Kitchen Circus tests you in more ways than one
As my fellow competitors of Kitchen Circus practice and some even compete this coming week, I’m reminded of the lessons I’ve learned already in this cooking competition. I have to prepare an amuse bouche and create a three-course menu soon and chef Thierry Rautureau will pick one course I have to prepare at Rover’s Restaurant for 45 people as well as an amuse bouche. I don’t compete until Nov. 20, but as I tear up my kitchen and run my dishwasher every night I’m reminded this live-cooking contest is no easy task. This isn’t about copying some recipe from Bon Appètit magazine or Betty Crocker’s finest cookbook. This is about creativity, a collective cool head under the heat and pressure of a professional kitchen and FUN.
Here are just a couple of insights I’ve learned the hard way recently:
1. Old appliances don’t hold up to the rigors and testing for a cooking competition. Those Goodwill super finds (blender, mixer and other tools that look like your grandmother’s kitchen gadgets) that I discovered in the back of the store and bought several years ago were there for a reason. I dug those out to use occasionally for massive parties, but as I tried multiple recipes in a row I faced groaning motor noises and the smell of burning plastic. I fear major equipment failure will be fast approaching. I better check the smoke alarms and that fire extinguisher in the hallway closet to make sure they’re ready for my potentially flammable courses. And flour has covered my kitchen cabinets and counters more than once. It brings a new meaning to my house being dusty.

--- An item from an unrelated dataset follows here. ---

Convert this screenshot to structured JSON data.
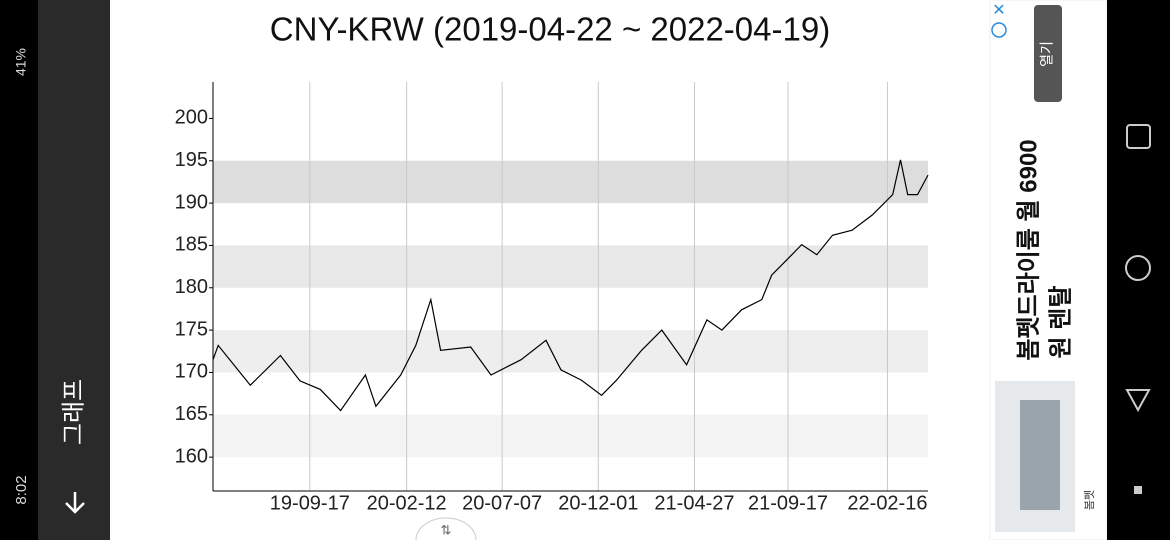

2. Kitchen Circus gives me the excuse to buy new gadgets. I bought these cutters and have had so much fun with them. But I’m not sure they’ll be useful for my final idea for a dessert. I hate surprises but I love planning them. You’ll just have to wait and see.
3. Butter, cream and eggs. That’s really what makes the food world go around. I’m shocked at how much butter is put into desserts and other courses. I love it BUT.
4. That brings me to my next insight. BUT really is BUTT, which is a result of BUTTER. A friend told me to be leery of the competition because I may gain a few extra pounds as I test my concoctions. I shrugged it off, and then that night I shocked myself as I licked spoons of raw batter and sucked down extra portions and leftovers. I didn’t want to waste anything, and the little girl in me was suddenly cleaning the utensils, folks and spoons with my tongue. Even though I’ve given much of my trial food items to friends or coworkers, my friend was right. I have put on a little padding during the practices. Damn butter.